Moles are subterranean mammals that tunnel beneath lawns in search of food. Lawns provide moles with their favorite meals, mainly earthworms and white grubs. Moles in lawn are easy to spot. When moles look for food they dig shallow surface tunnels. They effectively “swim” through the soil under the grass. This forms visible ridges directly above the surface tunnels. When a mole digs a lair for the winter, it digs deep vertical tunnels. This forms a mole mound as the mole pushes dirt up from below. Mole mounds are conical and situated directly above the tunnel opening. This differs from a gopher mound, which is situated to the side of the tunnel.

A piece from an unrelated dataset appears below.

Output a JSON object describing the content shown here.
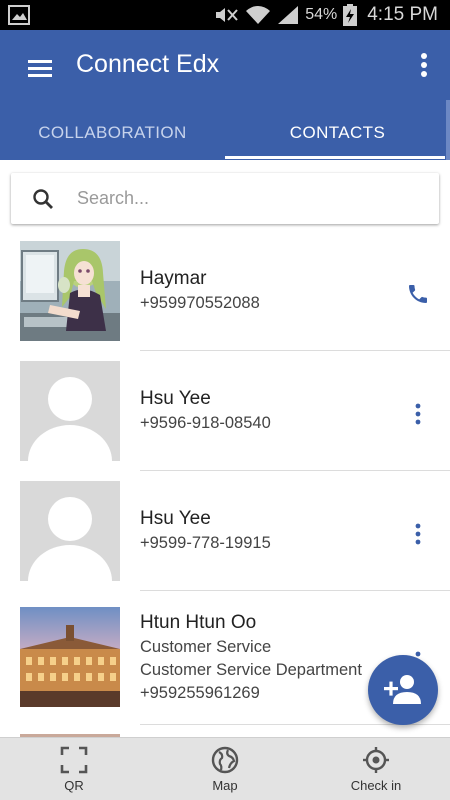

Surface tunnels destroy the landscaping of lawns. It can be difficult to mow over these ridges and they appear unsightly. Moles do not directly eat plants, but their tunneling can destroy them. As a mole searches for earthworms beneath the lawn, it exposes the roots of the grass as well as other yard plants. This causes the plants to dry out and die. However, moles can be beneficial by eating white grub and other insect pests, as well as by naturally aerating the lawn. If left alone, a mole may continue to inhabit a lawn and dig surface tunnels in search of food.

The most effective method of mole control is trapping. The three main traps work in a similar manner. These traps are the Scissor Jawed, Harpoon, and Choker Loop traps. Traps are placed directly above surface tunnels and are set off when a mole uses the tunnel and disturbs the roof. General use rodent bait is ineffective with moles because moles do not eat grain. Effective mole bait is in the form of a worm and is infused with Bromethalin. Bait should be placed in surface tunnels.